Dana-Farber Cancer Institute
Project Term: July 1, 2023 - June 30, 2026
Inhibition of the PD-1 exhaustion pathway enables the immune system to attack cancers. PD-1 blockade is now a standard treatment for relapsed classic Hodgkin Lymphoma (cHL) and a component of experimental frontline therapy. In patients with cHL, a newly identified population of monocytes/macrophages limits the efficacy of PD-1 blockade. We will characterize and target these tumor-programmed monocytes/macrophages for therapeutic benefit in patients with cHL and other lymphoid malignancies.
Immunotherapy has transformed the treatment of certain lymphoid malignancies, including classical Hodgkin lymphoma (cHL) and the related disorder, primary mediastinal B-cell lymphoma (PMBL). The PD-1 exhaustion pathway limits the efficacy of an anti-tumor immune response in both in cHL and PMBL. PD-1 blockade enables immune effector cells to attack the malignant cells in both lymphoid malignancies. In cHL and PMBL, PD-1 blockade is now a standard treatment for relapsed disease and a component of experimental frontline therapy for newly diagnosed tumors. However, the rate of complete response and durable complete remission to single agent PD-1 blockade is still low in cHL and PMBL. For these reasons, it is essential to identify and characterize mechanisms of resistance to PD-1 blockade that represent promising new treatment targets.
We analyzed the circulating single-cell immune signatures in patients with cHL at diagnosis and at relapse, before and during PD-1 blockade, and compared these findings to those in healthy donors. Patients with cHL had dramatically increased numbers of a novel monocyte/macrophage subtype that was not found in healthy donors. Depending upon their programming, monocytes/macrophages can either promote tumor cell killing or inhibit an anti-tumor immune response. Our preliminary data suggests that the newly identified monocyte/macrophages in patients with cHL produce multiple soluble factors and express cell surface proteins that inhibit tumor cell killing and limit the efficacy of PD-1 blockade. We have identified similarly programmed monocyte/macrophages that inhibit the efficacy of PD-1 blockade in the immediate proximity of malignant cells in primary tumors.

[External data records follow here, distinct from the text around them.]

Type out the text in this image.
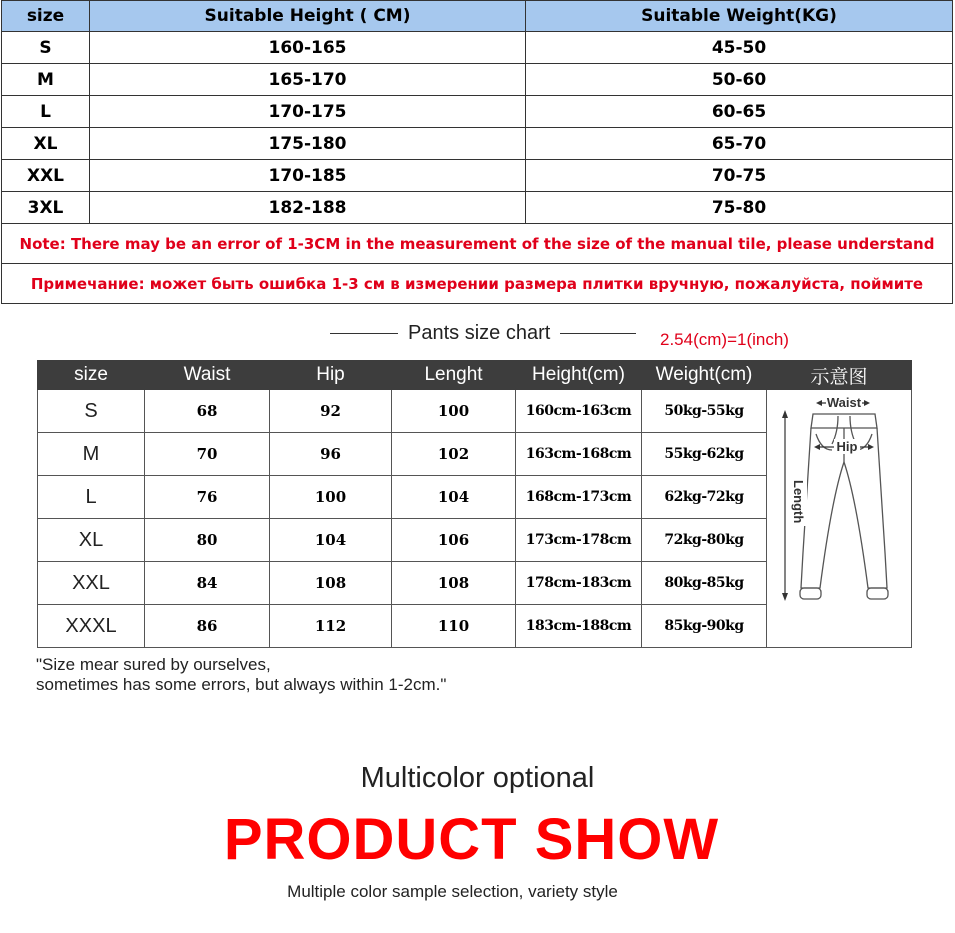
size	Suitable Height ( CM)	Suitable Weight(KG)
S	160-165	45-50
M	165-170	50-60
L	170-175	60-65
XL	175-180	65-70
XXL	170-185	70-75
3XL	182-188	75-80
Note: There may be an error of 1-3CM in the measurement of the size of the manual tile, please understand		
Примечание: может быть ошибка 1-3 см в измерении размера плитки вручную, пожалуйста, поймите		
Pants size chart	2.54(cm)=1(inch)
size	Waist	Hip	Lenght	Height(cm)	Weight(cm)	示意图
S	68	92	100	160cm-163cm	50kg-55kg	Waist
Hip
Length

M	70	96	102	163cm-168cm	55kg-62kg	
L	76	100	104	168cm-173cm	62kg-72kg	
XL	80	104	106	173cm-178cm	72kg-80kg	
XXL	84	108	108	178cm-183cm	80kg-85kg	
XXXL	86	112	110	183cm-188cm	85kg-90kg	
"Size mear sured by ourselves,
sometimes has some errors, but always within 1-2cm."
Multicolor optional
PRODUCT SHOW
Multiple color sample selection, variety style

Initial analyses of the RNA signatures of these tumor-programed monocytes/macrophages identify disease-defining regulatory pathways and promising treatment targets. Of importance, candidate inhibitors of prioritized targets are already available for evaluation in clinical trials. The overall goal of this fellowship proposal is to fully characterize the newly identified tumor-specific monocytes/macrophages and target their immunosuppressive and tumorigenic program for therapeutic benefit in patients with cHL and other lymphoid malignancies.